Monday, May 14, 2007

Cinematical and Monika Bartyzel understand Billy

Cinemtatical's take on Billy The Kid:

Jennifer Venditti is a casting director who found herself in Maine, looking for some interesting teenagers for Carter Smith's short film Bugcrush. While scoping out a local high school, she spoke with a group of bullies who told her about a boy they had harassed. Intrigued, she asked who, and they pointed to Billy. Venditti sat down to speak with him, and the moment he spoke, she realized what a special person was sitting across from her. She followed him through his life for a week, gaining a slew of footage that chronicles the angst of a stellar 15-year-old -- footage asking to be molded into a film that became Billy the Kid.

Of course, making a documentary about a 15-year-old boy raises questions about whether Billy is exposed or exploited. Recording adolescence means grabbing all of those awkward and gut-wrenching moments and molding them into a cinematic whole. Superficially, you could question this film for showing all of Billy's highs and lows -- both his happiness and his vulnerability. However, to do so is to miss what Venditti was trying to achieve, and what I believe she succeeded in doing. The film challenges our assumptions and tendency to stereotype while reminding us of just how great it is to be different. Billy has his struggles and his strangeness, but he's also got a large heart and genuine vision that should be celebrated instead of questioned.Watching this documentary is an exercise in restraint -- the restraint not to write down everything that Billy says. His words, a mixture of his thoughts and the media he immerses himself in, are beyond what any of today's most skilled comedians could muster. Just when you think something couldn't be more pure gold, he surprises you with another line.
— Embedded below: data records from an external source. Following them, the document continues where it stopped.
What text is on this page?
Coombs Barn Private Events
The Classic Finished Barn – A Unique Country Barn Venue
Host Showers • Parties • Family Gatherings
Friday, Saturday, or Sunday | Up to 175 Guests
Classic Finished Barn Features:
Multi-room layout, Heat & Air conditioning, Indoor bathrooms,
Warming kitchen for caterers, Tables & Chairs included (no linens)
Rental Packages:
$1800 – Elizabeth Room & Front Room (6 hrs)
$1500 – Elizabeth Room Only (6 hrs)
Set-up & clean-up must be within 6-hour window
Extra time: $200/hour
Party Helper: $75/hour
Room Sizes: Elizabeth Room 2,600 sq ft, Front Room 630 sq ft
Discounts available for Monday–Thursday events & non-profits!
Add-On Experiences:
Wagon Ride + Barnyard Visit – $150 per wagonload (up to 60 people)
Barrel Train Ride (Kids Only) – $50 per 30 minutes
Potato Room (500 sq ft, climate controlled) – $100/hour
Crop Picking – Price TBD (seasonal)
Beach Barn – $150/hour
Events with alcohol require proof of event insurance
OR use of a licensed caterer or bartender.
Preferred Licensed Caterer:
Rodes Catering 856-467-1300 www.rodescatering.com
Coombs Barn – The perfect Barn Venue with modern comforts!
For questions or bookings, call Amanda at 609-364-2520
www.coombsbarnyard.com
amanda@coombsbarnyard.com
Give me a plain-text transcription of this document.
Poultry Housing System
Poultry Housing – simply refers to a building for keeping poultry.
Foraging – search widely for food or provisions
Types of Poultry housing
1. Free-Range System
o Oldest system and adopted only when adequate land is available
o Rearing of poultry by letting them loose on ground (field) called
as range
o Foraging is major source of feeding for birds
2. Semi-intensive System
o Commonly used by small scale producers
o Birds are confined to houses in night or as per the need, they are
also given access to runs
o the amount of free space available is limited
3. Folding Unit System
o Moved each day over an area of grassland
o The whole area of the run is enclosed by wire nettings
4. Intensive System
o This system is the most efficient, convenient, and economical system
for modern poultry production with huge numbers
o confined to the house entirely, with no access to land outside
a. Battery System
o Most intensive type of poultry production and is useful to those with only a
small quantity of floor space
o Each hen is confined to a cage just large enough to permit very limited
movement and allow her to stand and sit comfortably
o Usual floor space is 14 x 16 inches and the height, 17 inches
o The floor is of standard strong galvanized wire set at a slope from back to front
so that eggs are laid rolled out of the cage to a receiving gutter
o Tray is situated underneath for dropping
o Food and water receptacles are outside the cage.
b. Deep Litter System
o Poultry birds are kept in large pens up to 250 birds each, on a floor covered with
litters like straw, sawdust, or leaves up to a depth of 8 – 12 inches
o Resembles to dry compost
During one scene, the camera records Billy playing a shoot-em-up video game, holding the gun so close to the screen that you can't help but smile. You think that it's a simple scene, but then Billy's words reveal the truth below the surface: "I don't hurt the women. I think it is a sin to hurt the women -- real or fake." The statement is both youthfully naïve and wisely sincere.

These feelings are surely based in his family's struggles. Both Billy and his mother, Penny, talk openly to the camera about her struggles with his abusive, biological father. When Billy expresses his desire to impress his stepfather, who is never seen onscreen, his desperation for male guidance is palpable. However, at the same time, his mother is doing one hell of a job at providing him with guidance and companionship. They have a strong and communicative relationship that covers everything from famous artists to family issues, even while comfortably housed in a "Trucker" tee or sweatpants.

However, the highlight of the relationships explored in the film is Billy's first love interest, a shy and smiling young girl named Heather. Her little brothers inform Billy that she is often teased for her continually racing eyes. This affliction means nothing to the 15-year-old, and it definitely makes you rethink the last time you questioned someone's worth due to minor physical differences. Unfortunately for the burgeoning couple, Billy's at the height of excitement and adolescent lust, so he's not too keen on the art of patience. As he zooms forward, full speed ahead, you can't help but groan and cringe. You root for him; you shake your head when you know he will do the wrong thing; and you understand why.

Venditti's vérité shots let the story do the talking, and capture all those fleeting moments that could be missed in a blink, like the way Billy's eyes dance around Heather, desperate to think of something to say. The shots are unobtrusive and inviting, which undoubtedly helps to fuel the rollercoaster of Billy's emotions. He is, by no means, a perfect individual, but that's what makes him perfect. He's real. He feels upset and angry just as much as he feels loving and protective. Billy reminds us that there are many grains of sand that go into the bottle of life. Just as many types of people should be celebrated for what they can offer, no small bit should be taken as the answer for a larger whole.